# Slicing AutoML Tables Evaluation Results with BigQuery

This colab assumes that you've created a dataset with AutoML Tables, and used that dataset to train a classification model. Once the model is done training, you also need to export the results table by using the following instructions. You'll see more detailed setup instructions below.

This colab will walk you through the process of using BigQuery to visualize data slices, showing you one simple way to evaluate your model for bias.

## Setup

To use this Colab, copy it to your own Google Drive or open it in the Playground mode. Follow the instructions in the [AutoML Tables Product docs](https://cloud.google.com/automl-tables/docs/) to create a GCP project, enable the API, and create and download a service account private key, and set up required permission. You'll also need to use the AutoML Tables frontend or service to create a model and export its evaluation results to BigQuery. You should find a link on the Evaluate tab to view your evaluation results in BigQuery once you've finished training your model. Then navigate to BigQuery in your GCP console and you'll see your new results table in the list of tables to which your project has access. 

For demo purposes, we'll be using the [Default of Credit Card Clients](https://archive.ics.uci.edu/ml/datasets/default+of+credit+card+clients) dataset for analysis.

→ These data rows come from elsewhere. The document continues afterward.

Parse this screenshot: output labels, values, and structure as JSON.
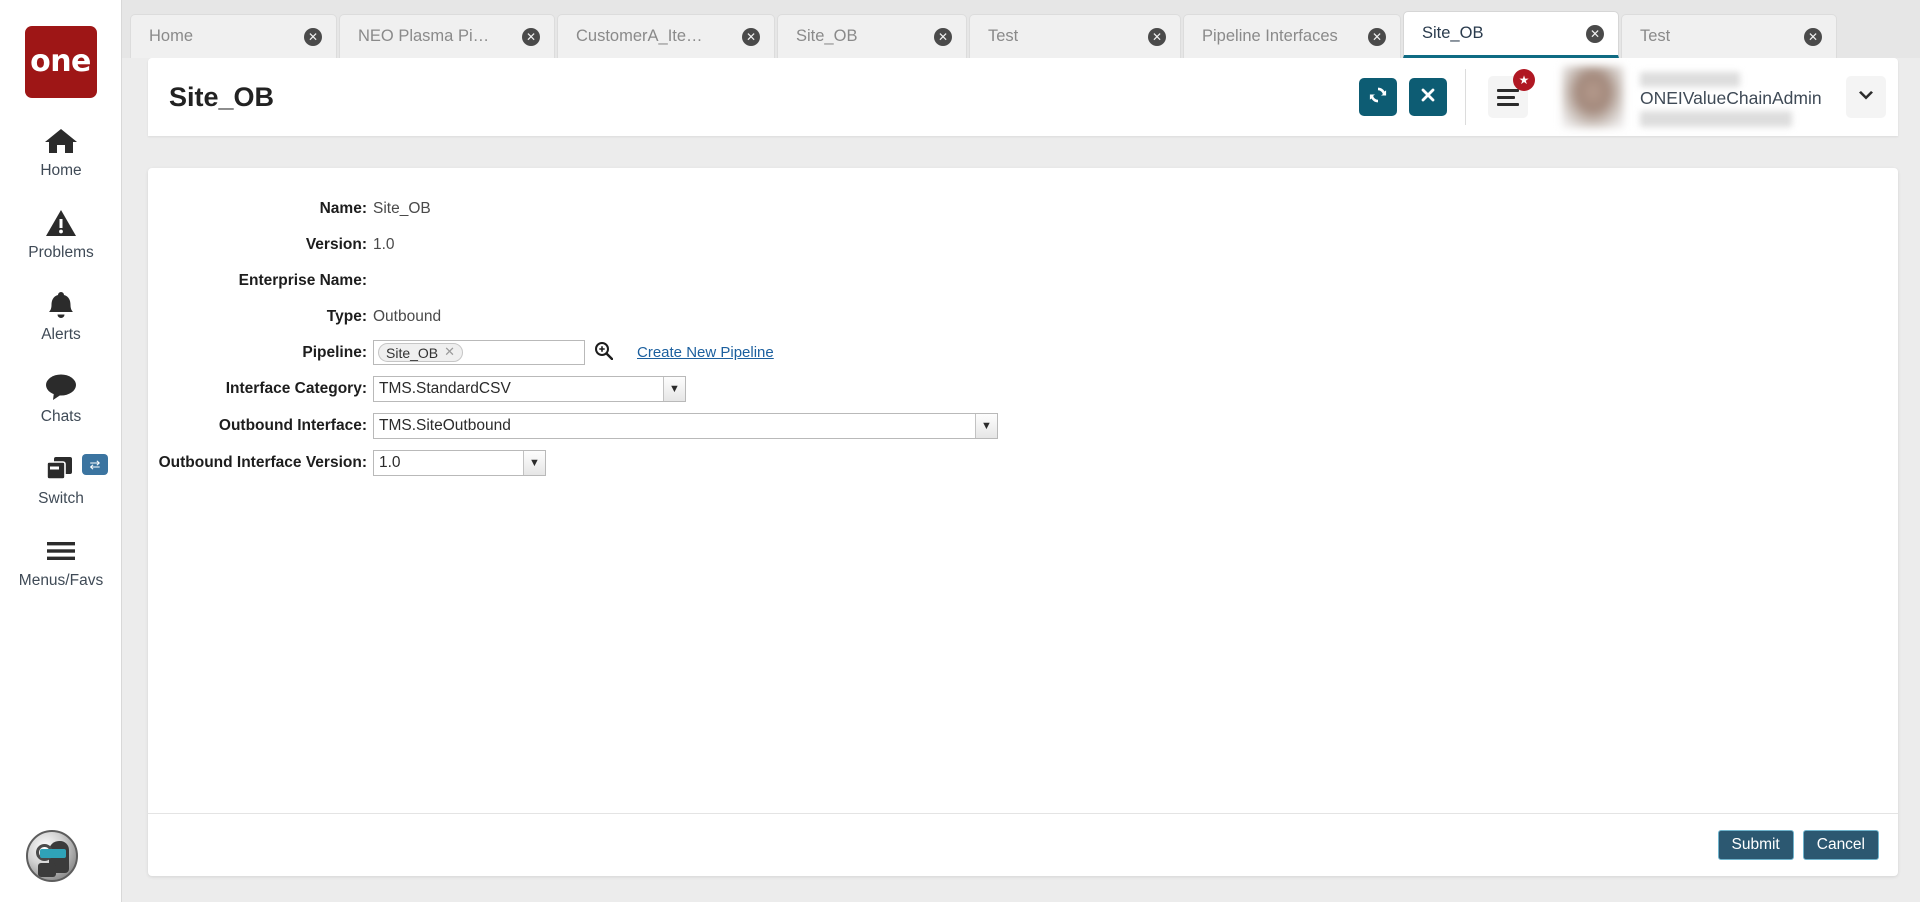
{
  "brand": {
    "logo_text": "one"
  },
  "sidebar": {
    "items": [
      {
        "label": "Home",
        "icon": "home-icon"
      },
      {
        "label": "Problems",
        "icon": "warning-triangle-icon"
      },
      {
        "label": "Alerts",
        "icon": "bell-icon"
      },
      {
        "label": "Chats",
        "icon": "chat-bubble-icon"
      },
      {
        "label": "Switch",
        "icon": "windows-stack-icon",
        "badge_icon": "swap-arrows-icon"
      },
      {
        "label": "Menus/Favs",
        "icon": "hamburger-icon"
      }
    ],
    "assistant_icon": "ai-assistant-orb-icon"
  },
  "tabs": [
    {
      "label": "Home",
      "active": false
    },
    {
      "label": "NEO Plasma Pipelines",
      "active": false
    },
    {
      "label": "CustomerA_Item_IB",
      "active": false
    },
    {
      "label": "Site_OB",
      "active": false
    },
    {
      "label": "Test",
      "active": false
    },
    {
      "label": "Pipeline Interfaces",
      "active": false
    },
    {
      "label": "Site_OB",
      "active": true
    },
    {
      "label": "Test",
      "active": false
    }
  ],
  "header": {
    "title": "Site_OB",
    "refresh_icon": "refresh-icon",
    "close_icon": "close-x-icon",
    "menu_icon": "hamburger-menu-icon",
    "favorite_badge_icon": "star-badge-icon",
    "avatar_icon": "user-avatar",
    "username": "ONEIValueChainAdmin",
    "chevron_icon": "chevron-down-icon"
  },
  "form": {
    "rows": [
      {
        "label": "Name:",
        "value": "Site_OB"
      },
      {
        "label": "Version:",
        "value": "1.0"
      },
      {
        "label": "Enterprise Name:",
        "value": ""
      },
      {
        "label": "Type:",
        "value": "Outbound"
      }
    ],
    "pipeline": {
      "label": "Pipeline:",
      "token": "Site_OB",
      "token_remove_icon": "remove-x-icon",
      "search_icon": "search-magnifier-icon",
      "link": "Create New Pipeline"
    },
    "interface_category": {
      "label": "Interface Category:",
      "value": "TMS.StandardCSV"
    },
    "outbound_interface": {
      "label": "Outbound Interface:",
      "value": "TMS.SiteOutbound"
    },
    "outbound_interface_version": {
      "label": "Outbound Interface Version:",
      "value": "1.0"
    }
  },
  "footer": {
    "submit_label": "Submit",
    "cancel_label": "Cancel"
  },
  "colors": {
    "brand_red": "#9e1616",
    "teal_button": "#0d5c73",
    "active_tab_underline": "#0f6b83",
    "footer_button": "#2c5871",
    "link_blue": "#1b5f9e"
  }
}
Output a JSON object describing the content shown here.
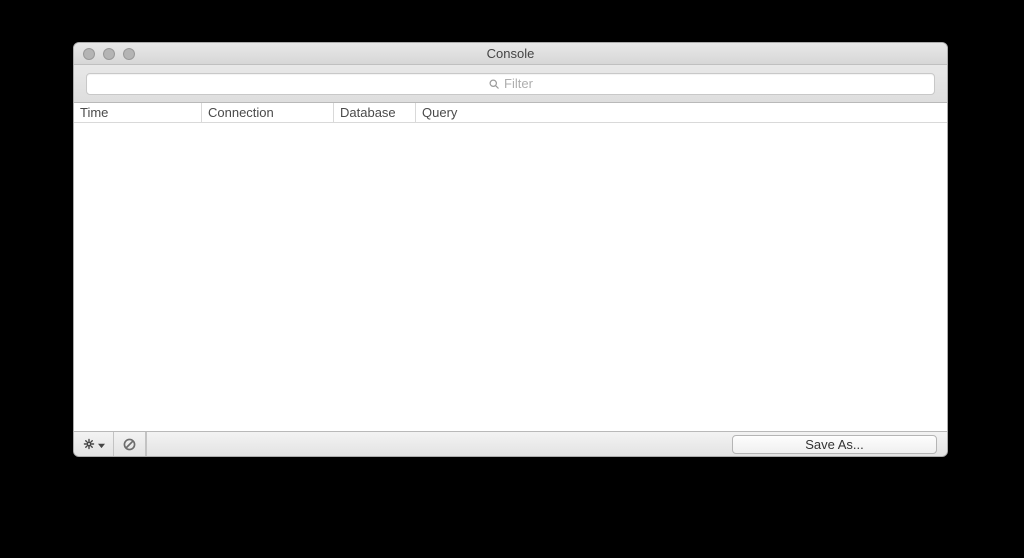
{
  "window": {
    "title": "Console"
  },
  "search": {
    "placeholder": "Filter",
    "value": ""
  },
  "columns": {
    "time": "Time",
    "connection": "Connection",
    "database": "Database",
    "query": "Query"
  },
  "rows": [],
  "footer": {
    "save_label": "Save As..."
  },
  "icons": {
    "gear": "gear-icon",
    "stop": "prohibit-icon",
    "search": "search-icon"
  }
}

This dataset was collected to help compare different methods of predicting credit card default. Using this colab to analyze your own dataset may require a little adaptation.

The code below will sample if you want it to. Or you can set sample_count to be as large or larger than your dataset to use the whole thing for analysis. 

Note also that although the data we use in this demo is public, you'll need to enter your own Google Cloud project ID in the parameter below to authenticate to it.



In [0]:
from __future__ import absolute_import
from __future__ import division
from __future__ import print_function

from google.colab import auth
import numpy as np
import os
import pandas as pd
import sys
sys.path.append('./python')
from sklearn.metrics import confusion_matrix
from sklearn.metrics import accuracy_score, roc_curve, roc_auc_score
from sklearn.metrics import precision_recall_curve
# For facets
from IPython.core.display import display, HTML
import base64
!pip install --upgrade tf-nightly witwidget
import witwidget.notebook.visualization as visualization
!pip install apache-beam
!pip install --upgrade tensorflow_model_analysis
!pip install --upgrade tensorflow

import tensorflow as tf
import tensorflow_model_analysis as tfma
print('TFMA version: {}'.format(tfma.version.VERSION_STRING))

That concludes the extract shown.